ISIS leader's ex-wife: Baghdadi used to be 'a normal family man'

Iraqi-born Saga al-Dulaimi, who escaped from marriage to the infamous leader of ISIS, recounts to Swedish media of her life with one of the world's most wanted terrorists.

Abu Bakr Al-Baghdadi (photo credit: REUTERS)
Abu Bakr Al-Baghdadi
(photo credit: REUTERS)
The second wife of Abu Bakr al-Baghdadi has recently claimed that her former husband was "a normal family man" before he became the infamous leader of the extremist Islamic State group.
In an interview Saturday with the Swedish newspaper Expressen, Iraqi-born Saga al-Dulaimi recounted her life with one of the most wanted terrorists in the world.
"I married a normal person who was a university lecturer. At the time his name was Hisham Mohammad," al-Dulaimi told Expressen.
She added that when she married her husband in 2008 she was not aware that he was involved in any extremist activities.
"I didn't notice that he was actively involved in the resistance movement at all. He was a normal family man," al-Dulaimi said. "How he could become Emir of the most dangerous terrorist organization in the world is a mystery."
Since 2011, the US State Department has offered a $10 million reward for information that could lead to al-Baghdadi's location or arrest.
Al-Dulaimi said her father had approved of the marriage with the man who would become to be known as al-Baghdadi after her first husband, an Iraqi in Saddam Hussein's security convoy, died while fighting the US army. She had twin infant boys from that marriage.

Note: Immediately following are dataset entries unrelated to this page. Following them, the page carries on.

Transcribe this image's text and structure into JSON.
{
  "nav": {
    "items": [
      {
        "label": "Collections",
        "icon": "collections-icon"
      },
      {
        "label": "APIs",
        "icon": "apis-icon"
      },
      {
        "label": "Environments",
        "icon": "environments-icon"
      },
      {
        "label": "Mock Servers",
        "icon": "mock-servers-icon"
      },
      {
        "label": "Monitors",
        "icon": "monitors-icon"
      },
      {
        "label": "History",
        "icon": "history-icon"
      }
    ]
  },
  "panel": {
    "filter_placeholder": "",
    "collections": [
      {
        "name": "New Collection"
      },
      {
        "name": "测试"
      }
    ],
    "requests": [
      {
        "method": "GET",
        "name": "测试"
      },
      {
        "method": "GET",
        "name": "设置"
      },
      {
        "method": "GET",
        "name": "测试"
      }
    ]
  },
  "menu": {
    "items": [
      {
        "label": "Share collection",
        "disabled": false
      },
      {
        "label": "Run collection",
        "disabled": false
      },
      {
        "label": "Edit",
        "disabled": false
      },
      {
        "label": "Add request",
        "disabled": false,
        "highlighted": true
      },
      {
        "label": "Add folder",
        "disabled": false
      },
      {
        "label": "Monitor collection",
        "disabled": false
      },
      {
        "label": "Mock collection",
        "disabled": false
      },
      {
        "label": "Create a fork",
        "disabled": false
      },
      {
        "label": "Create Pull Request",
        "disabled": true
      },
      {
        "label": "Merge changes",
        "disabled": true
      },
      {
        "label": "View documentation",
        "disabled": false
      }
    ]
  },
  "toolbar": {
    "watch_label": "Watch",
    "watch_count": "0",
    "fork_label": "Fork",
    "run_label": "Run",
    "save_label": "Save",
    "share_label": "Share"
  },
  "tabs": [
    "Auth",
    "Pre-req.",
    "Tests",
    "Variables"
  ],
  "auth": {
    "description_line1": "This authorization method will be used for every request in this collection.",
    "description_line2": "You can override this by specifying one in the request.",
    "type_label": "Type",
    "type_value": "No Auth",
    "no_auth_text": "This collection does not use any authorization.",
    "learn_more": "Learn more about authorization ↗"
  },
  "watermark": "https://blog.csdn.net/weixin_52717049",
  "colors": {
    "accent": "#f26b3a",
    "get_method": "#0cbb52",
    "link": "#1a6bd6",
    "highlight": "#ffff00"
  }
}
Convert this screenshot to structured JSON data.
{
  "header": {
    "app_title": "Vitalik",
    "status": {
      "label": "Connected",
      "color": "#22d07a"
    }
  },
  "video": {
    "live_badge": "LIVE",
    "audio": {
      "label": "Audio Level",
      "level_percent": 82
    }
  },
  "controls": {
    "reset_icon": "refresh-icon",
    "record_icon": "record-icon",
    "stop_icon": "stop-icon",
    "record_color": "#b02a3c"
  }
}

Four months ago, 28-year-old al-Dulaimi and her four children, including daughter Hagar whom she had with al-Badhdadi, were released from a Lebanese jail as part of a prisoner exchange between the Syrian government and the al-Qaida offshoot al-Nusra Front.
While the al-Dulaimi has remained quite until now about her relationship with the enigmatic, self-declared "caliph" of the terrorist group known as ISIS, she told Expressen that she left al-Baghdadi because she was not happy in the marriage nor in the household as a second wife.
"I had been pregnant for a month without either of us knowing. I left him. Yes, you could say that I fled from him," Expressen quoted her as explaining. "It had nothing to do with him as a person. I wasn't happy. It was unfair on his first wife. She was very upset. That's why I left."
After leaving the ISIS leader, al-Dulaimi moved back in with her first husband's family in Baghdad. Years later after being arrested and released in Syria for her family's alleged ties to al-Nusra Front, al-Dulaimi fled to Lebanon during a Syrian army campaign against the group's positions.
Lebanese authorities arrested her for illegally crossing the border, and it was there she learned what had become of her ex-husband. In June 2014 al-Baghdadi was named as the "caliph" of the group now known as ISIS.
"It was when I got to Lebanon that I received the shocking news. They showed me pictures of my ex-husband and asked me if I recognized him," she recounted. "It turns out I was married to Abu Bakr al-Baghdadi. It was a shock to find out - seven years later - that I'd been married to the most dangerous man in the world. I smashed a window in anger."
Since then, al-Dulmaimi has remarried to a Palestinian man and now seeks to leave the Middle East.